Massacre de forêts à Deir el-Ahmar: les enjeux environnementaux
Samedi matin, le président du conseil municipal de Deir el-Ahmar, Latif Kozah, a lancé un appel aux Forces de sécurité intérieure (FSI) et aux ministères concernés pour protéger les arbres centenaires du village. Et ce à la suite de l’abattage la semaine dernière d’une centaine de chênes des forêts du village. «L’abattage a eu lieu dans une zone qui se situe à près de 6 kilomètres du village, dans une région qui n’est pas habitée et risquée, confie à Ici Beyrouth M. Kozah. Comme la police municipale n’a pas d’armes et étant en sous-effectifs, c’est aux FSI d’assurer la sécurité de la région. Le ministère de l’Agriculture doit aussi appliquer les lois en vigueur pour protéger les forêts». Il souligne en outre que la plus grande partie des terrains qui font l’objet de déboisement appartiennent à l’État et ne sont pas surveillés.

Or ces pratiques constituent une menace pour l’environnement. «C’est une déforestation morcelée ou en patch, essentiellement adoptée pour se chauffer, nous explique Rana el-Zein, spécialiste en écophysiologie et dynamique forestière. Le bois, coupé de façon anarchique, est également vendu. C’est un phénomène très grave aussi bien pour la biodiversité que pour les ressources forestières.»

Mme Zein explique à cet égard que «le fait d’abattre les arbres par morceaux n’est pas une pratique durable». «Si cette pratique persiste, il n’y aura plus d’arbres, met-elle en garde. Ce qui est mauvais sur les plans socio-économique et environnemental». Selon elle, exploiter les ressources forestières peut s’avérer bénéfique, à condition de le faire de manière scientifique et durable. Elle explique ainsi qu’au lieu d’abattre des centaines d’arbres dans un même endroit, «il est préférable d’élaguer les arbres ou de procéder à un éclaircissement des forêts en abattant les arbres les plus faibles, qui ont moins de chances de se développer».
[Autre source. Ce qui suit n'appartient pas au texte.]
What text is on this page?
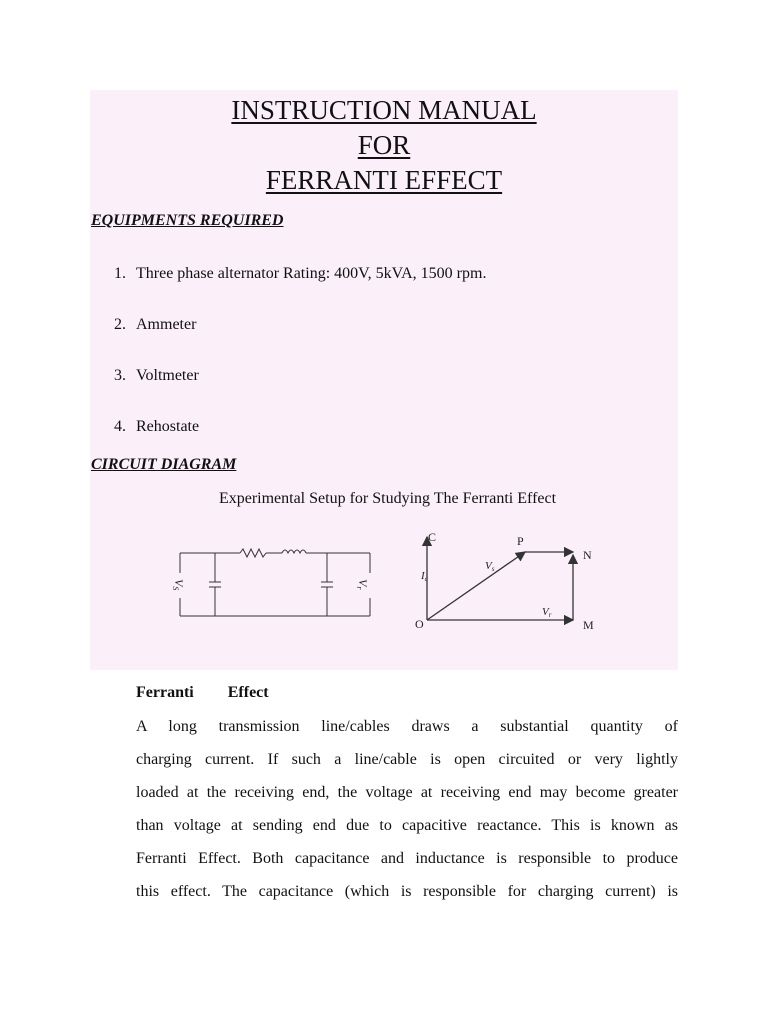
INSTRUCTION MANUAL
FOR
FERRANTI EFFECT
EQUIPMENTS REQUIRED
1. Three phase alternator Rating: 400V, 5kVA, 1500 rpm.
2. Ammeter
3. Voltmeter
4. Rehostate
CIRCUIT DIAGRAM
Experimental Setup for Studying The Ferranti Effect
VS
Vr
C	P
N
O	M
Ic
Vs
Vr
Ferranti Effect
A long transmission line/cables draws a substantial quantity of
charging current. If such a line/cable is open circuited or very lightly
loaded at the receiving end, the voltage at receiving end may become greater
than voltage at sending end due to capacitive reactance. This is known as
Ferranti Effect. Both capacitance and inductance is responsible to produce
this effect. The capacitance (which is responsible for charging current) is
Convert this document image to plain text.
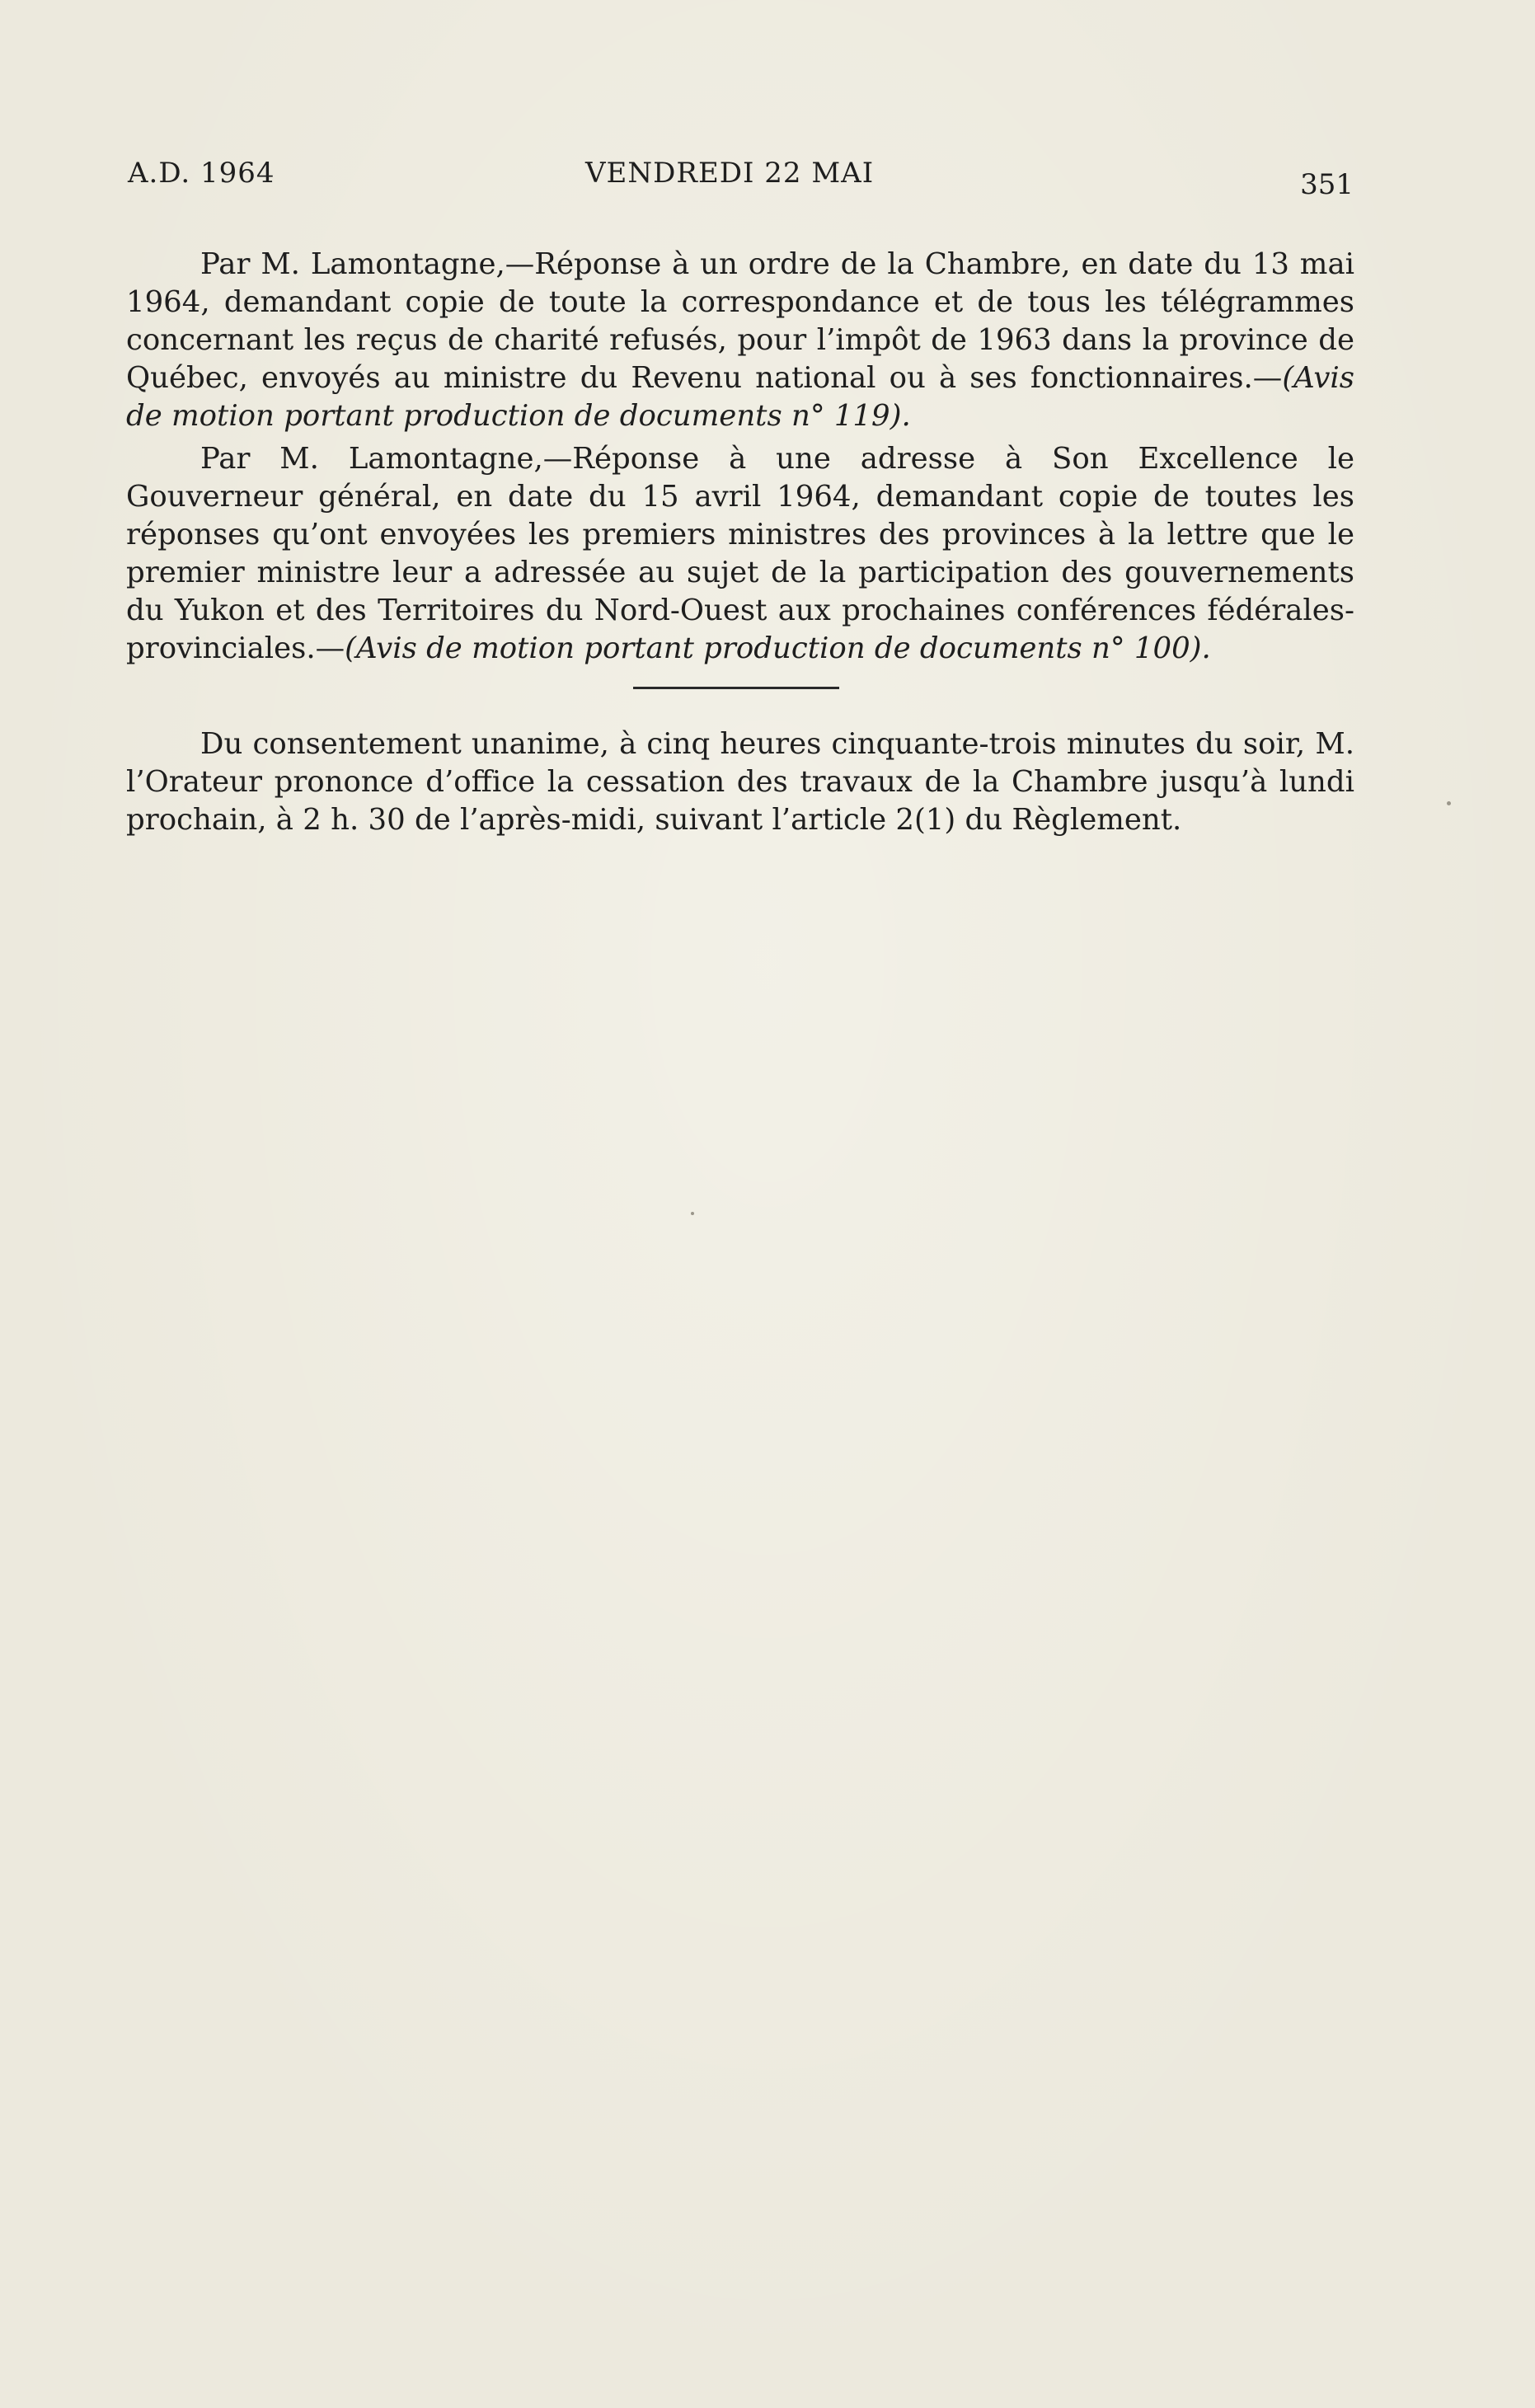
A.D. 1964	VENDREDI 22 MAI	351

Par M. Lamontagne,—Réponse à un ordre de la Chambre, en date du 13 mai 1964, demandant copie de toute la correspondance et de tous les télégrammes concernant les reçus de charité refusés, pour l’impôt de 1963 dans la province de Québec, envoyés au ministre du Revenu national ou à ses fonctionnaires.—(Avis de motion portant production de documents n° 119).

Par M. Lamontagne,—Réponse à une adresse à Son Excellence le Gouverneur général, en date du 15 avril 1964, demandant copie de toutes les réponses qu’ont envoyées les premiers ministres des provinces à la lettre que le premier ministre leur a adressée au sujet de la participation des gouvernements du Yukon et des Territoires du Nord-Ouest aux prochaines conférences fédérales-provinciales.—(Avis de motion portant production de documents n° 100).

Du consentement unanime, à cinq heures cinquante-trois minutes du soir, M. l’Orateur prononce d’office la cessation des travaux de la Chambre jusqu’à lundi prochain, à 2 h. 30 de l’après-midi, suivant l’article 2(1) du Règlement.
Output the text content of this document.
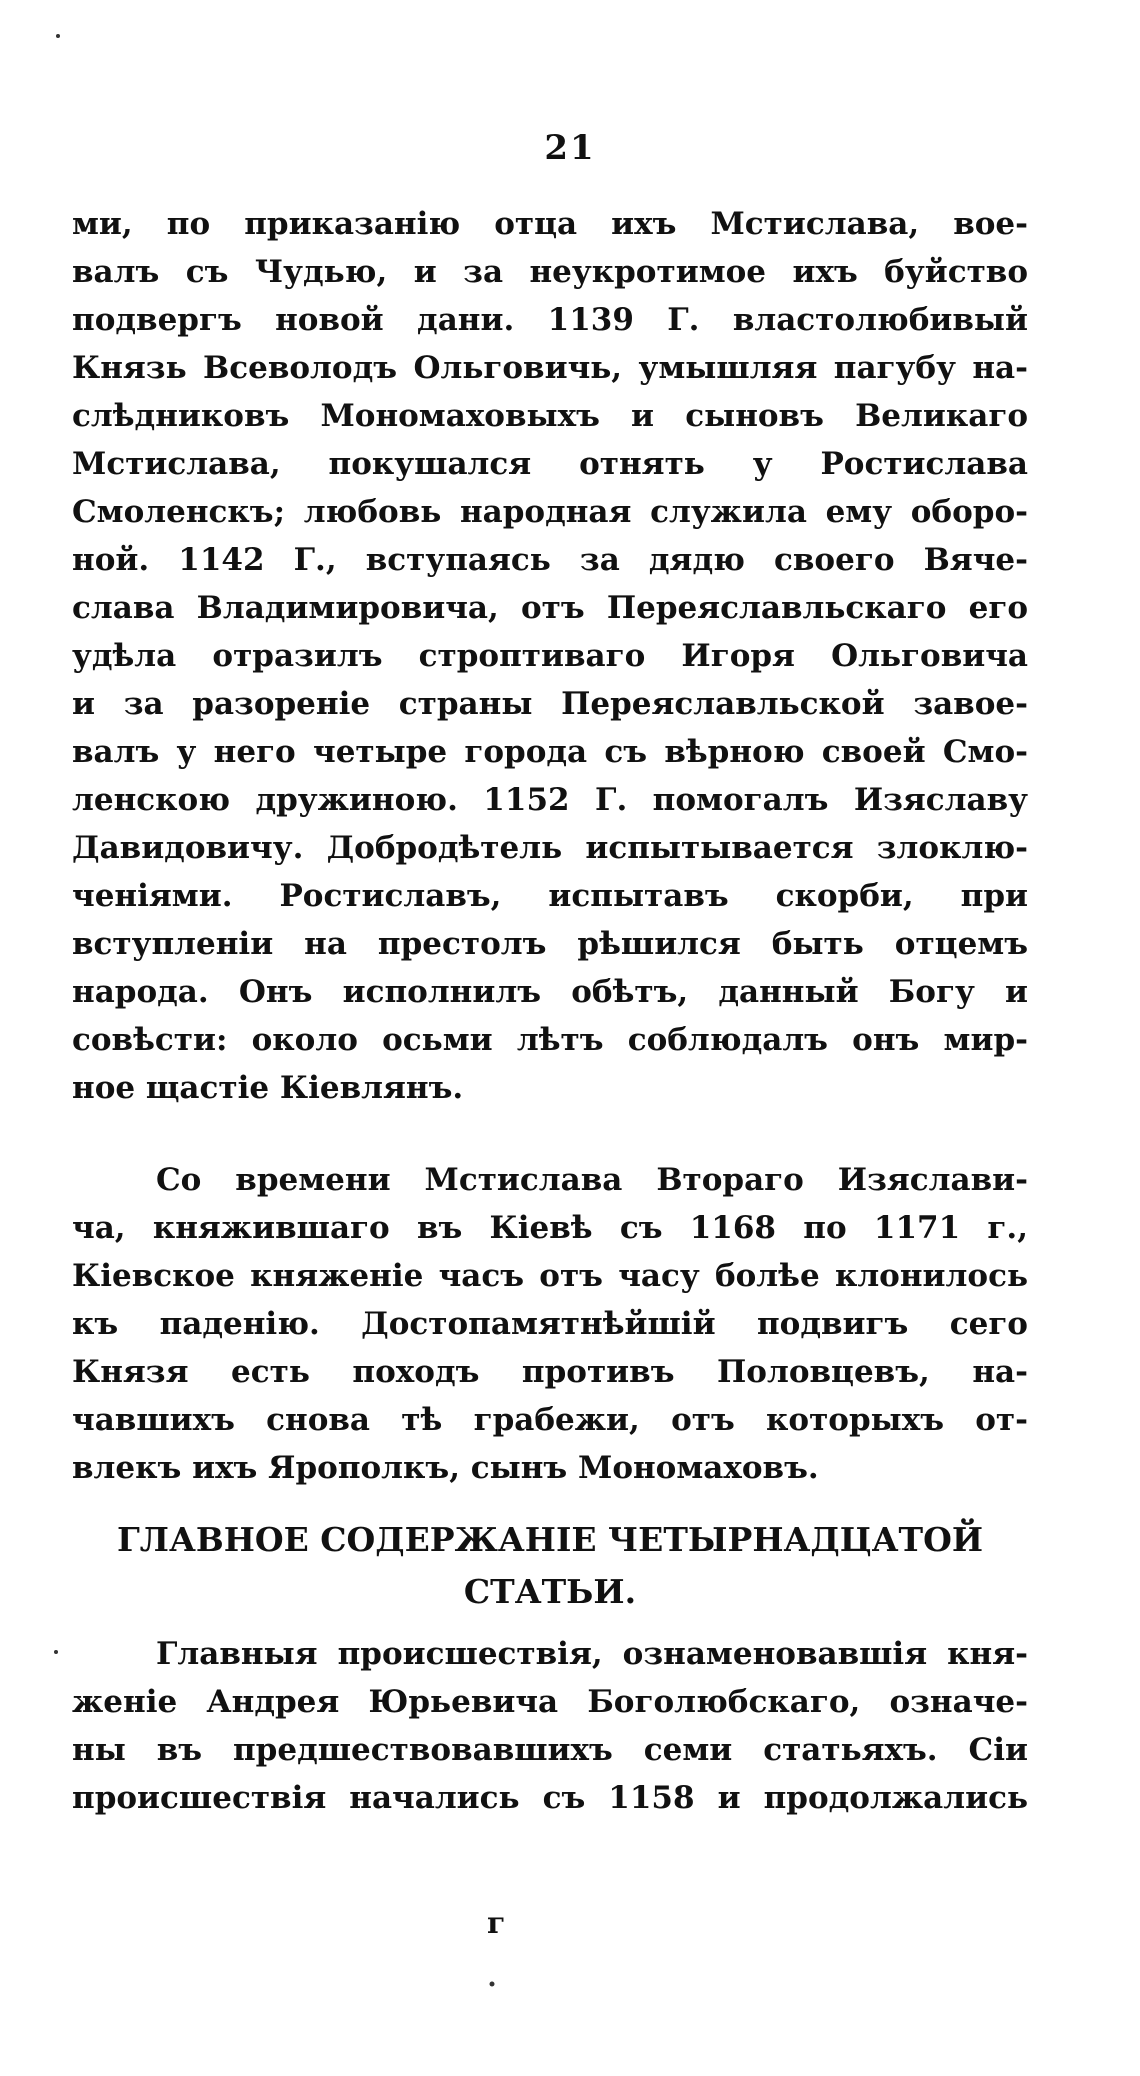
21
ми, по приказанію отца ихъ Мстислава, вое-
валъ съ Чудью, и за неукротимое ихъ буйство
подвергъ новой дани. 1139 Г. властолюбивый
Князь Всеволодъ Ольговичь, умышляя пагубу на-
слѣдниковъ Мономаховыхъ и сыновъ Великаго
Мстислава, покушался отнять у Ростислава
Смоленскъ; любовь народная служила ему оборо-
ной. 1142 Г., вступаясь за дядю своего Вяче-
слава Владимировича, отъ Переяславльскаго его
удѣла отразилъ строптиваго Игоря Ольговича
и за разореніе страны Переяславльской завое-
валъ у него четыре города съ вѣрною своей Смо-
ленскою дружиною. 1152 Г. помогалъ Изяславу
Давидовичу. Добродѣтель испытывается злоклю-
ченіями. Ростиславъ, испытавъ скорби, при
вступленіи на престолъ рѣшился быть отцемъ
народа. Онъ исполнилъ обѣтъ, данный Богу и
совѣсти: около осьми лѣтъ соблюдалъ онъ мир-
ное щастіе Кіевлянъ.
Со времени Мстислава Втораго Изяслави-
ча, княжившаго въ Кіевѣ съ 1168 по 1171 г.,
Кіевское княженіе часъ отъ часу болѣе клонилось
къ паденію. Достопамятнѣйшій подвигъ сего
Князя есть походъ противъ Половцевъ, на-
чавшихъ снова тѣ грабежи, отъ которыхъ от-
влекъ ихъ Ярополкъ, сынъ Мономаховъ.
ГЛАВНОЕ СОДЕРЖАНІЕ ЧЕТЫРНАДЦАТОЙ
СТАТЬИ.
Главныя происшествія, ознаменовавшія кня-
женіе Андрея Юрьевича Боголюбскаго, означе-
ны въ предшествовавшихъ семи статьяхъ. Сіи
происшествія начались съ 1158 и продолжались
г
Couper de manière scientifique


Des propos appuyés par Jean Stéphan, enseignant-chercheur en écologie et biodiversité à l’Université libanaise. «Couper de manière scientifique des angiospermes (arbres qui donnent des fruits, comme le chêne, l’érable…) les incitera à générer de nouvelles pousses, ce qui dans quelques dizaines d’années leur permettra de retrouver leur taille initiale, explique à Ici Beyrouth M. Stéphan. Dans le cas de la chênaie de Deir el-Ahmar, à titre d’exemple, il faut compter 25 ans pour qu’elle retrouve son état initial.» Or les arbres de cette chênaie ont été sauvagement abattus. «La souche de chêne contient plusieurs troncs, note-t-il. Pour la garder en vie, il faut préserver deux à trois troncs et couper le reste. Cela permet aussi d’assurer constamment à la forêt de nouvelles semences pour la rajeunir et la préserver aussi bien sur le plan génétique qu’écologique.»

Selon les experts, en prélevant les arbres, on risque de perdre les reliefs géologiques qui sont caractéristiques du Liban et de créer un risque d’érosion et de glissements de terrains. «Sur les pentes fortes, il ne faut pas trop réduire le couvert végétal pour ne pas affecter le ruissellement de l’eau, et induire par conséquent de forts glissements de terrains», poursuit M. Stéphan. De son côté, Rana el-Zein souligne que «cela peut aussi priver les populations locales de sources d’eau propre vitale à leur survie puisqu’un sol privé de racines et de plantes n’infiltre pas l’eau et donc ne régénère pas les nappes phréatiques».

Couper massivement des arbres provoque une perte de l’avantage socio-économique que présentent les produits non ligneux (qui ne contiennent pas de bois) de la forêt, comme les champignons, les plantes et les animaux. Tant Mme Zein que M. Stéphan dénoncent les lois forestières archaïques et mal appliquées au Liban qui «empêchent de respecter les recommandations des scientifiques, ce qui pousse les gens à l’excès».